The desired target temperature can be set with the analogue input T (= temperature). The desired temperature can either be set with a virtual input connector or a timer switch.
An actual temperature reading from a temperature sensor in the respective room should be connected to the analogue input AI.

Activating the disable input Dis locks the input T, which means that the last value for T to be entered is used for temperature control. Any further changes to the set temperature will be ignored. This could be used, for example, as a child lock.


The parameter S is used to adjust the gradient of the heating system, this parameter must be adjusted for each heating system.

Setting values for slope S:

Under floor heating 0.25-0.5
Panel radiators 1.26-1.33
Heaters conforming to DIN 4703 1.3
Convection heater 1.25-1.45

The parameter N adjusts the heating curve’s offset. This enables you to increase the desired flow temperature by a value N.

The parameters Min and Max set the maximum and minimum flow temperatures.


Heating Curve Diagram

a: Supply Temperature in °C; b: Outdoor Temperature in °C; c: Gradient; d: Offset
Photo Source: http://de.wikipedia.org/wiki/Heizkurve
This behaviour is based on a target value (parameter d) of 20°C.
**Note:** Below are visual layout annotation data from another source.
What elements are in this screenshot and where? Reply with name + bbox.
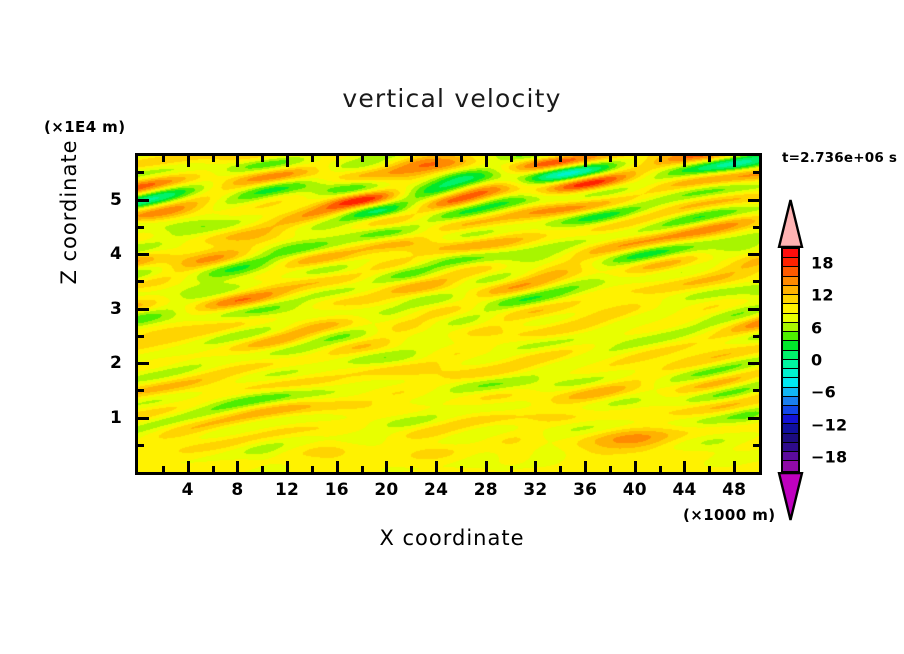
x-tick-top-10 xyxy=(261,156,264,162)
x-tick-bottom-14 xyxy=(311,466,314,472)
x-tick-bottom-12 xyxy=(286,461,289,472)
y-tick-left-2.5 xyxy=(138,335,144,338)
x-tick-bottom-18 xyxy=(361,466,364,472)
x-tick-bottom-24 xyxy=(435,461,438,472)
y-tick-right-4 xyxy=(748,253,759,256)
x-tick-bottom-20 xyxy=(385,461,388,472)
colorbar-band-8 xyxy=(783,323,798,332)
y-tick-right-2.5 xyxy=(753,335,759,338)
x-tick-label-28: 28 xyxy=(474,480,498,500)
x-tick-top-36 xyxy=(584,156,587,167)
contour-plot-area xyxy=(135,153,762,475)
colorbar-band-13 xyxy=(783,369,798,378)
x-tick-bottom-4 xyxy=(187,461,190,472)
y-tick-label-4: 4 xyxy=(104,244,122,264)
colorbar-band-18 xyxy=(783,415,798,424)
x-tick-bottom-42 xyxy=(659,466,662,472)
x-tick-label-12: 12 xyxy=(275,480,299,500)
colorbar-label-5: −12 xyxy=(811,415,847,434)
x-tick-top-46 xyxy=(708,156,711,162)
x-tick-top-4 xyxy=(187,156,190,167)
x-tick-bottom-46 xyxy=(708,466,711,472)
colorbar-band-12 xyxy=(783,360,798,369)
y-tick-label-2: 2 xyxy=(104,353,122,373)
y-tick-label-1: 1 xyxy=(104,408,122,428)
x-tick-bottom-32 xyxy=(534,461,537,472)
colorbar-band-7 xyxy=(783,314,798,323)
colorbar-band-17 xyxy=(783,406,798,415)
colorbar-band-11 xyxy=(783,351,798,360)
y-tick-right-4.5 xyxy=(753,226,759,229)
x-tick-bottom-28 xyxy=(485,461,488,472)
x-tick-top-22 xyxy=(410,156,413,162)
x-tick-top-12 xyxy=(286,156,289,167)
y-tick-right-3 xyxy=(748,308,759,311)
y-tick-left-3 xyxy=(138,308,149,311)
colorbar-band-15 xyxy=(783,388,798,397)
x-tick-bottom-44 xyxy=(683,461,686,472)
y-tick-right-5 xyxy=(748,199,759,202)
x-tick-top-24 xyxy=(435,156,438,167)
x-tick-top-16 xyxy=(336,156,339,167)
x-axis-title: X coordinate xyxy=(0,526,904,550)
y-tick-left-5 xyxy=(138,199,149,202)
colorbar-band-4 xyxy=(783,286,798,295)
colorbar-label-3: 0 xyxy=(811,351,822,370)
x-tick-label-8: 8 xyxy=(231,480,243,500)
y-tick-label-3: 3 xyxy=(104,299,122,319)
colorbar-band-16 xyxy=(783,397,798,406)
page-title: vertical velocity xyxy=(0,84,904,113)
timestamp-annotation: t=2.736e+06 s xyxy=(782,150,897,166)
y-tick-right-0.5 xyxy=(753,444,759,447)
x-tick-bottom-10 xyxy=(261,466,264,472)
y-tick-label-5: 5 xyxy=(104,190,122,210)
x-tick-top-30 xyxy=(510,156,513,162)
x-tick-bottom-22 xyxy=(410,466,413,472)
y-tick-right-5.5 xyxy=(753,171,759,174)
x-tick-label-36: 36 xyxy=(573,480,597,500)
x-tick-top-40 xyxy=(634,156,637,167)
colorbar xyxy=(777,199,803,521)
colorbar-band-20 xyxy=(783,434,798,443)
y-tick-left-5.5 xyxy=(138,171,144,174)
colorbar-band-14 xyxy=(783,378,798,387)
figure-canvas: vertical velocity (×1E4 m) (×1000 m) t=2… xyxy=(0,0,904,654)
x-tick-bottom-36 xyxy=(584,461,587,472)
y-tick-left-4 xyxy=(138,253,149,256)
y-tick-right-2 xyxy=(748,362,759,365)
x-tick-bottom-48 xyxy=(733,461,736,472)
colorbar-label-0: 18 xyxy=(811,254,834,273)
x-tick-top-18 xyxy=(361,156,364,162)
x-tick-label-20: 20 xyxy=(374,480,398,500)
colorbar-band-21 xyxy=(783,443,798,452)
x-tick-top-6 xyxy=(212,156,215,162)
colorbar-band-6 xyxy=(783,304,798,313)
x-tick-bottom-8 xyxy=(236,461,239,472)
colorbar-under-arrow-icon xyxy=(777,472,804,521)
x-tick-top-34 xyxy=(559,156,562,162)
x-tick-top-32 xyxy=(534,156,537,167)
colorbar-bands xyxy=(781,247,800,473)
x-tick-bottom-34 xyxy=(559,466,562,472)
y-tick-left-2 xyxy=(138,362,149,365)
colorbar-band-2 xyxy=(783,267,798,276)
x-tick-top-8 xyxy=(236,156,239,167)
colorbar-label-1: 12 xyxy=(811,286,834,305)
y-axis-title: Z coordinate xyxy=(57,102,81,322)
x-tick-bottom-38 xyxy=(609,466,612,472)
x-tick-label-16: 16 xyxy=(325,480,349,500)
x-tick-top-2 xyxy=(162,156,165,162)
colorbar-label-4: −6 xyxy=(811,383,836,402)
y-tick-left-3.5 xyxy=(138,280,144,283)
colorbar-label-2: 6 xyxy=(811,318,822,337)
colorbar-over-arrow-icon xyxy=(777,199,804,248)
x-tick-label-24: 24 xyxy=(424,480,448,500)
x-tick-bottom-16 xyxy=(336,461,339,472)
y-tick-right-3.5 xyxy=(753,280,759,283)
x-tick-label-4: 4 xyxy=(182,480,194,500)
colorbar-band-1 xyxy=(783,258,798,267)
y-tick-left-0.5 xyxy=(138,444,144,447)
x-tick-top-42 xyxy=(659,156,662,162)
colorbar-band-5 xyxy=(783,295,798,304)
colorbar-band-10 xyxy=(783,341,798,350)
x-tick-top-14 xyxy=(311,156,314,162)
x-tick-top-20 xyxy=(385,156,388,167)
x-tick-label-44: 44 xyxy=(672,480,696,500)
x-tick-bottom-6 xyxy=(212,466,215,472)
x-tick-bottom-40 xyxy=(634,461,637,472)
colorbar-band-23 xyxy=(783,461,798,470)
colorbar-band-0 xyxy=(783,249,798,258)
x-tick-top-26 xyxy=(460,156,463,162)
colorbar-band-3 xyxy=(783,277,798,286)
x-tick-top-48 xyxy=(733,156,736,167)
x-tick-top-38 xyxy=(609,156,612,162)
x-tick-label-48: 48 xyxy=(722,480,746,500)
colorbar-band-19 xyxy=(783,424,798,433)
x-axis-unit-caption: (×1000 m) xyxy=(683,506,775,524)
x-tick-bottom-2 xyxy=(162,466,165,472)
y-tick-right-1.5 xyxy=(753,389,759,392)
colorbar-band-9 xyxy=(783,332,798,341)
colorbar-label-6: −18 xyxy=(811,447,847,466)
x-tick-bottom-26 xyxy=(460,466,463,472)
y-tick-right-1 xyxy=(748,417,759,420)
contour-field xyxy=(138,156,759,472)
x-tick-top-28 xyxy=(485,156,488,167)
y-tick-left-1 xyxy=(138,417,149,420)
colorbar-band-22 xyxy=(783,452,798,461)
x-tick-bottom-30 xyxy=(510,466,513,472)
x-tick-label-32: 32 xyxy=(523,480,547,500)
x-tick-label-40: 40 xyxy=(623,480,647,500)
y-tick-left-4.5 xyxy=(138,226,144,229)
y-tick-left-1.5 xyxy=(138,389,144,392)
x-tick-top-44 xyxy=(683,156,686,167)
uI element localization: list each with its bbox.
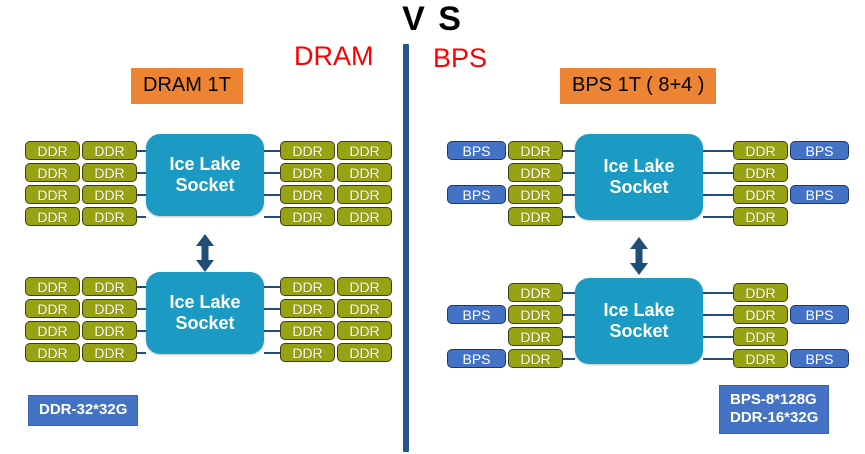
- connector-line: [137, 308, 146, 310]
- connector-line: [264, 216, 280, 218]
- page-title: V S: [0, 2, 865, 36]
- module-label: DDR: [520, 188, 550, 202]
- module-label: DDR: [349, 280, 379, 294]
- ddr-module: DDR: [733, 163, 788, 182]
- module-label: DDR: [349, 144, 379, 158]
- left-capacity-tag: DDR-32*32G: [28, 395, 138, 426]
- left-link-arrow: [194, 234, 216, 272]
- ddr-module: DDR: [733, 283, 788, 302]
- bps-socket-top: Ice Lake Socket: [575, 134, 703, 220]
- ddr-module: DDR: [82, 141, 137, 160]
- socket-label: Ice Lake Socket: [169, 292, 240, 334]
- ddr-module: DDR: [508, 141, 563, 160]
- module-label: DDR: [520, 210, 550, 224]
- module-label: BPS: [805, 308, 833, 322]
- module-label: BPS: [805, 144, 833, 158]
- module-label: DDR: [349, 210, 379, 224]
- connector-line: [264, 172, 280, 174]
- bps-module: BPS: [790, 349, 849, 368]
- module-label: DDR: [745, 352, 775, 366]
- ddr-module: DDR: [508, 283, 563, 302]
- ddr-module: DDR: [733, 185, 788, 204]
- module-label: DDR: [745, 286, 775, 300]
- ddr-module: DDR: [337, 299, 392, 318]
- socket-label: Ice Lake Socket: [603, 156, 674, 198]
- module-label: DDR: [745, 330, 775, 344]
- connector-line: [563, 216, 575, 218]
- ddr-module: DDR: [508, 163, 563, 182]
- module-label: DDR: [37, 324, 67, 338]
- module-label: DDR: [292, 166, 322, 180]
- ddr-module: DDR: [508, 327, 563, 346]
- ddr-module: DDR: [337, 141, 392, 160]
- ddr-module: DDR: [733, 207, 788, 226]
- ddr-module: DDR: [25, 277, 80, 296]
- connector-line: [563, 150, 575, 152]
- ddr-module: DDR: [82, 299, 137, 318]
- module-label: DDR: [94, 280, 124, 294]
- connector-line: [137, 172, 146, 174]
- connector-line: [563, 292, 575, 294]
- ddr-module: DDR: [280, 207, 335, 226]
- ddr-module: DDR: [280, 141, 335, 160]
- connector-line: [137, 286, 146, 288]
- module-label: DDR: [292, 280, 322, 294]
- ddr-module: DDR: [337, 343, 392, 362]
- module-label: DDR: [292, 210, 322, 224]
- ddr-module: DDR: [25, 163, 80, 182]
- module-label: DDR: [94, 346, 124, 360]
- ddr-module: DDR: [733, 327, 788, 346]
- module-label: DDR: [37, 166, 67, 180]
- ddr-module: DDR: [280, 185, 335, 204]
- connector-line: [563, 172, 575, 174]
- module-label: DDR: [37, 210, 67, 224]
- module-label: DDR: [94, 302, 124, 316]
- connector-line: [563, 336, 575, 338]
- ddr-module: DDR: [82, 185, 137, 204]
- bps-module: BPS: [447, 141, 506, 160]
- left-config-badge: DRAM 1T: [131, 68, 243, 104]
- bps-module: BPS: [447, 185, 506, 204]
- connector-line: [703, 216, 733, 218]
- module-label: DDR: [520, 286, 550, 300]
- module-label: BPS: [462, 144, 490, 158]
- bps-module: BPS: [790, 305, 849, 324]
- ddr-module: DDR: [733, 305, 788, 324]
- bps-module: BPS: [790, 185, 849, 204]
- module-label: DDR: [349, 166, 379, 180]
- ddr-module: DDR: [82, 207, 137, 226]
- connector-line: [703, 336, 733, 338]
- ddr-module: DDR: [280, 163, 335, 182]
- module-label: DDR: [292, 144, 322, 158]
- right-config-badge: BPS 1T ( 8+4 ): [560, 68, 716, 104]
- module-label: DDR: [292, 324, 322, 338]
- ddr-module: DDR: [25, 343, 80, 362]
- connector-line: [137, 330, 146, 332]
- ddr-module: DDR: [508, 185, 563, 204]
- module-label: DDR: [94, 210, 124, 224]
- module-label: DDR: [94, 324, 124, 338]
- dram-socket-bottom: Ice Lake Socket: [146, 272, 264, 354]
- right-side-label: BPS: [433, 45, 487, 72]
- module-label: DDR: [520, 308, 550, 322]
- module-label: DDR: [292, 188, 322, 202]
- module-label: BPS: [805, 188, 833, 202]
- bps-module: BPS: [447, 305, 506, 324]
- module-label: BPS: [462, 188, 490, 202]
- module-label: DDR: [94, 166, 124, 180]
- connector-line: [264, 286, 280, 288]
- socket-label: Ice Lake Socket: [603, 300, 674, 342]
- ddr-module: DDR: [280, 299, 335, 318]
- module-label: DDR: [745, 188, 775, 202]
- ddr-module: DDR: [25, 321, 80, 340]
- module-label: DDR: [292, 346, 322, 360]
- module-label: DDR: [520, 352, 550, 366]
- module-label: DDR: [37, 144, 67, 158]
- ddr-module: DDR: [280, 343, 335, 362]
- ddr-module: DDR: [337, 321, 392, 340]
- ddr-module: DDR: [508, 305, 563, 324]
- connector-line: [703, 358, 733, 360]
- module-label: DDR: [349, 324, 379, 338]
- connector-line: [703, 194, 733, 196]
- bps-socket-bottom: Ice Lake Socket: [575, 278, 703, 364]
- ddr-module: DDR: [25, 207, 80, 226]
- bps-module: BPS: [447, 349, 506, 368]
- module-label: DDR: [94, 188, 124, 202]
- connector-line: [703, 150, 733, 152]
- ddr-module: DDR: [25, 185, 80, 204]
- module-label: DDR: [37, 280, 67, 294]
- module-label: DDR: [745, 166, 775, 180]
- socket-label: Ice Lake Socket: [169, 154, 240, 196]
- vertical-divider: [403, 44, 409, 452]
- connector-line: [264, 330, 280, 332]
- ddr-module: DDR: [25, 141, 80, 160]
- connector-line: [703, 292, 733, 294]
- module-label: DDR: [520, 166, 550, 180]
- module-label: BPS: [805, 352, 833, 366]
- ddr-module: DDR: [508, 349, 563, 368]
- module-label: DDR: [349, 188, 379, 202]
- ddr-module: DDR: [733, 349, 788, 368]
- module-label: DDR: [37, 188, 67, 202]
- module-label: DDR: [349, 346, 379, 360]
- ddr-module: DDR: [280, 277, 335, 296]
- ddr-module: DDR: [337, 163, 392, 182]
- connector-line: [137, 216, 146, 218]
- connector-line: [137, 194, 146, 196]
- ddr-module: DDR: [82, 277, 137, 296]
- connector-line: [563, 358, 575, 360]
- ddr-module: DDR: [82, 343, 137, 362]
- bps-module: BPS: [790, 141, 849, 160]
- module-label: DDR: [745, 210, 775, 224]
- module-label: BPS: [462, 308, 490, 322]
- dram-socket-top: Ice Lake Socket: [146, 134, 264, 216]
- ddr-module: DDR: [82, 321, 137, 340]
- right-capacity-tag: BPS-8*128G DDR-16*32G: [719, 385, 829, 434]
- connector-line: [264, 194, 280, 196]
- connector-line: [563, 194, 575, 196]
- ddr-module: DDR: [337, 207, 392, 226]
- diagram-canvas: V S DRAM BPS DRAM 1T BPS 1T ( 8+4 ) DDR-…: [0, 0, 865, 454]
- module-label: DDR: [292, 302, 322, 316]
- connector-line: [137, 352, 146, 354]
- ddr-module: DDR: [733, 141, 788, 160]
- connector-line: [703, 172, 733, 174]
- ddr-module: DDR: [82, 163, 137, 182]
- module-label: DDR: [37, 302, 67, 316]
- module-label: DDR: [745, 144, 775, 158]
- ddr-module: DDR: [508, 207, 563, 226]
- connector-line: [137, 150, 146, 152]
- ddr-module: DDR: [337, 277, 392, 296]
- module-label: DDR: [37, 346, 67, 360]
- connector-line: [703, 314, 733, 316]
- module-label: DDR: [520, 330, 550, 344]
- ddr-module: DDR: [280, 321, 335, 340]
- left-side-label: DRAM: [294, 43, 374, 70]
- connector-line: [563, 314, 575, 316]
- connector-line: [264, 150, 280, 152]
- module-label: DDR: [349, 302, 379, 316]
- connector-line: [264, 352, 280, 354]
- ddr-module: DDR: [337, 185, 392, 204]
- right-link-arrow: [628, 237, 650, 275]
- module-label: DDR: [94, 144, 124, 158]
- module-label: BPS: [462, 352, 490, 366]
- module-label: DDR: [745, 308, 775, 322]
- connector-line: [264, 308, 280, 310]
- module-label: DDR: [520, 144, 550, 158]
- ddr-module: DDR: [25, 299, 80, 318]
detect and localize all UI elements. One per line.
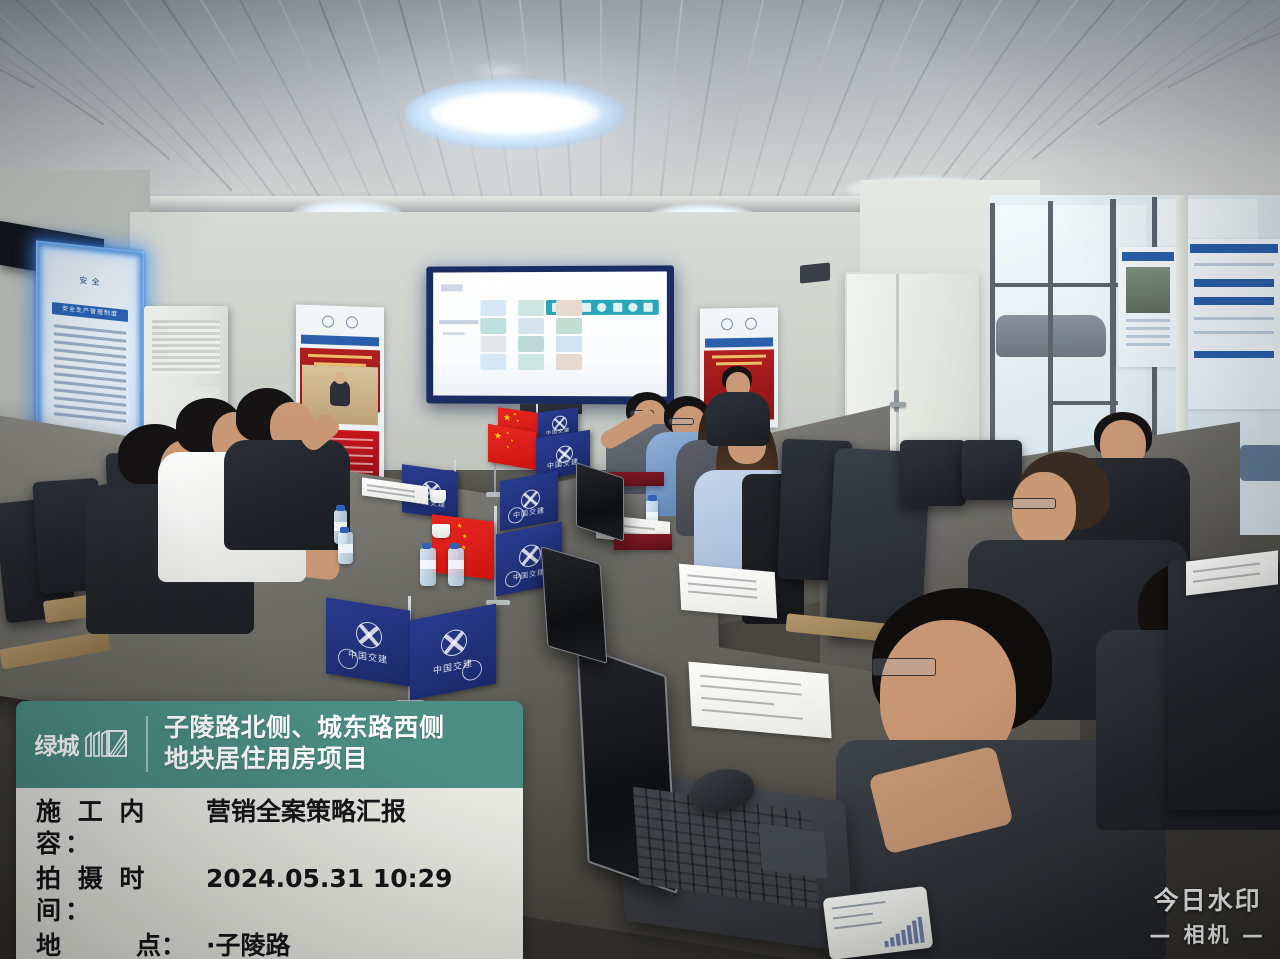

The analogue output AQ gives the actual flow temperature required. For temperature compensation enable the Dis input and then AQ will be based on the input temperature at AI and the parameters. The output Q is a digital error output which is activated if:

  • The outside temperature exceeds the room temperature (in which case the minimum flow temperature is output).
  • The temperature of the room exceeds the outside temperature by more than 80°C. i.e. if the room temperature is 20°C the outside temperature must not fall below -60°C otherwise the error output will be issued and the maximum flow temperature will be the output.